VENEZIA – Il progetto del loro ultimo film, la coppia di registi Alessandro Cassigoli e Casey Kauffman l’hanno sviluppato sul set della loro precedente opera Californie, del 2021. Mentre giravano, raccontano, avevano bisogno di una parrucchiera e così, su indicazione di una delle attrici, hanno conosciuto Marilena e la sua avventura familiare per adottare una figlia. È nato da questo incontro il personaggio di Jasmine, protagonista di Vittoria, film presentato nella sezione Orizzonti Extra del Festival di Venezia e tratto interamente dalla vera storia di una famiglia di Torre Annunziata. Il cast infatti è composto principalmente da attori non professionisti che interpretano loro stessi, rievocando una storia d’amore che mette radici nel sogno di una donna di crescere la figlia femmina che non ha mai avuto.
Quella di Jasmine è una missione affidatale in sogno dal padre, morto per un cancro sviluppato dopo decenni di lavoro all’ILVA. Ogni notte lo vede lì, fuori dal salone di bellezza che da anni gestisce con successo, con in mano una bambina. Jasmine ora ha 40 anni, un marito devoto e tre figli amorevoli. Una vita già inquadrata, adagiata su binari decisi decenni prima, sembra essere ragione sufficiente per ignorare la sfida che il cuore le pone all’improvviso, ma con tenacia la donna convincerà tutta la famiglia a seguirla in questa imprevista avventura.
Il mondo dell’adozione internazionale non è una passeggiata e spesso il cinema italiano l’ha raccontato con decisione, restituendone il ginepraio che attende chi voglia affrontare questa sfida. Così anche in Vittoria, con pile di documenti da conoscere a memoria, migliaia di euro da spendere, decine di incontri da affrontare. Per farcela, non basta volerlo, e non basta permetterselo. Jasmine, però, non si arrende e anche quando la famiglia sembra non capire il perché di quest’improvvisa decisione, che mina anche i risparmi a lungo messi da parte, con amore mostrerà loro la bontà delle proprie intenzioni.
Il rapporto tra Jasmine e il marito, Rino, è quanto di meglio Cassigoli e Kauffman riescono a orchestrare, giocando con sfumature che restituiscono la complessità di un rapporto coniugale. Dapprima, lui non l’ascolta. La lascia fare, sperando passi il momento. In silenzio però, in una dinamica di coppia che si sviluppa oltre la superficie, i due capiranno la necessità di prendersi per mano per accogliere una nuova vita.

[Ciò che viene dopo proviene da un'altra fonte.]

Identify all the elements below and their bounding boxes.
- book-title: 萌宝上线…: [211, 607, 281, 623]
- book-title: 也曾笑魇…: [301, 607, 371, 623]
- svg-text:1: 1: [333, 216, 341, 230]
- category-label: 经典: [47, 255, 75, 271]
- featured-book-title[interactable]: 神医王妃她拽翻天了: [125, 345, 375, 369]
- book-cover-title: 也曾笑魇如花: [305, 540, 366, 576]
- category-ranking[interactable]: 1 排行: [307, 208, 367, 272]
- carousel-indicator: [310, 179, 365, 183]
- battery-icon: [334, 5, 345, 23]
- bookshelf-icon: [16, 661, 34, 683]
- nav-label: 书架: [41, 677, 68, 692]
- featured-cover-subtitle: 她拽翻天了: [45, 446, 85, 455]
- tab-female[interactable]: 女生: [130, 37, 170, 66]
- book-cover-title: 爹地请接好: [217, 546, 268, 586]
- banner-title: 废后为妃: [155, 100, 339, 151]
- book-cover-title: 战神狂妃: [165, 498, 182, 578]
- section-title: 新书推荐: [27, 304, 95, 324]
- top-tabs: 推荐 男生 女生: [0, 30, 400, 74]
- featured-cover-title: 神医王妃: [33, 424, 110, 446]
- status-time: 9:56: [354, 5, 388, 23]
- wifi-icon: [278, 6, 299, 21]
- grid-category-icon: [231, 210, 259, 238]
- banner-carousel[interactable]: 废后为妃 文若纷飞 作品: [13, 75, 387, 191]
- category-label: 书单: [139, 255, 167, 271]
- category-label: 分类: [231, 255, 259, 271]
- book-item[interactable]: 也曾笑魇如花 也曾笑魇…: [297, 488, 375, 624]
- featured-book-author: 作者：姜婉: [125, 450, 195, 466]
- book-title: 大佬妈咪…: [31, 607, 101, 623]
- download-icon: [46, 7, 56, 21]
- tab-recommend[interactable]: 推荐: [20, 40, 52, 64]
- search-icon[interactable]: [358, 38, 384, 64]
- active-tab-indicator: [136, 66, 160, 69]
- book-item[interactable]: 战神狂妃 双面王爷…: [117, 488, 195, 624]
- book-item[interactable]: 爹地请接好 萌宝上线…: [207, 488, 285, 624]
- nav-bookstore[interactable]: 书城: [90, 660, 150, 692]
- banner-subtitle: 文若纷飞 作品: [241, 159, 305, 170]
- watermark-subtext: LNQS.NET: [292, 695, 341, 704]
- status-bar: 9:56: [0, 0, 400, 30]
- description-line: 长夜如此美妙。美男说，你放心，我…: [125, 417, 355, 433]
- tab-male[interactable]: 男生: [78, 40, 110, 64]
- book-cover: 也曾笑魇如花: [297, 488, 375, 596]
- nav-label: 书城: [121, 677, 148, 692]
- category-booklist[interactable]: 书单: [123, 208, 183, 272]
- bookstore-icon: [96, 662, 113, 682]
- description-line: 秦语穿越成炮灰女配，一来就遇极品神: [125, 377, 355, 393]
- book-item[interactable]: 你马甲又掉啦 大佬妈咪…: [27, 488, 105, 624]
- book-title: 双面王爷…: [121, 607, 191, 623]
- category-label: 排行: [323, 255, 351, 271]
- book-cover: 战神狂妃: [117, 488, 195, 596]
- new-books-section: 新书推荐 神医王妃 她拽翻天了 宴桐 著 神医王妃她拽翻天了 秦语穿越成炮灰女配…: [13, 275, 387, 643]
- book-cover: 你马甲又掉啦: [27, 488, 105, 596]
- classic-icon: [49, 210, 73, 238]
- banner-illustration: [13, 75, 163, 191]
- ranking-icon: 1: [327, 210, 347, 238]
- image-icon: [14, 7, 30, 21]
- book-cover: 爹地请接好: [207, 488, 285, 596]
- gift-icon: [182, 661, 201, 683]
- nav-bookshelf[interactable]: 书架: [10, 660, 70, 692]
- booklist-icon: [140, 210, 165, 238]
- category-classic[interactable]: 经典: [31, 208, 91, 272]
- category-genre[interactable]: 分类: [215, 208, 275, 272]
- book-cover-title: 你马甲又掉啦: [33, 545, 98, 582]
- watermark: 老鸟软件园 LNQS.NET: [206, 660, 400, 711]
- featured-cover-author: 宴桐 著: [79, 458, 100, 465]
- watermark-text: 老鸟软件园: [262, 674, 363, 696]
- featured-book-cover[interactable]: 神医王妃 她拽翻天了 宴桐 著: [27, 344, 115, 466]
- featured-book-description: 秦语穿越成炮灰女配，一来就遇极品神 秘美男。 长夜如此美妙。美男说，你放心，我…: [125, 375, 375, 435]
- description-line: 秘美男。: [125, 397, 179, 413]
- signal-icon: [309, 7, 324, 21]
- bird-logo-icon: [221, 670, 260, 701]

Allo stesso modo, è attenta la ricostruzione del rapporto coi figli, soprattutto il più grande. Jasmine è una madre caritatevole, che stringe a sé i propri figli e ripete loro la bontà delle proprie intenzioni: non è l’insoddisfazione a guidarla, ma l’opportunità di elargire amore a una vita in più. L’amore di una famiglia, in Vittoria, si definisce per infinitezza, un elemento che a più passi torna nel racconto e sul finale si realizza pienamente. Simbolo di ciò è l’abbraccio che Jasmine sogna di elargire alla figlia attesa, ma che si allarga sino a coinvolgere Rino e così tutti i figli. La regia di Cassigoli e Kauffman si sofferma sulle mani di Jasmine, giunte al cuore del figlio mentre siede dietro di lui in motorino. Lo stringe a sé e la promessa di un amore che non mancherà, e anzi, si allargherà, si chiarisce senza bisogno di alcuna parola.
La coppia di registi, al loro terzo film, si muove per Torre Annunziata senza abbandonare mai la propria protagonista. La sua forza cambia l’idea che il mondo attorno a lei ha della sua volontà di dar credito a un sogno, in cui sente risiedere la propria verità. L’autenticità delle interpretazioni, permessa dal legame con la storia messa in scena, arriva su schermo con sbalorditiva efficacia, conducendo lo spettatore a piccoli passi in una vicenda intima che arriva infine a emozionare. Il film, che arriverà nelle sale italiane con Teodora Film, è prodotto dalla Sacher Film di Nanni Moretti, da Zoe Films, Scarabeo Entertainment e LaDoc.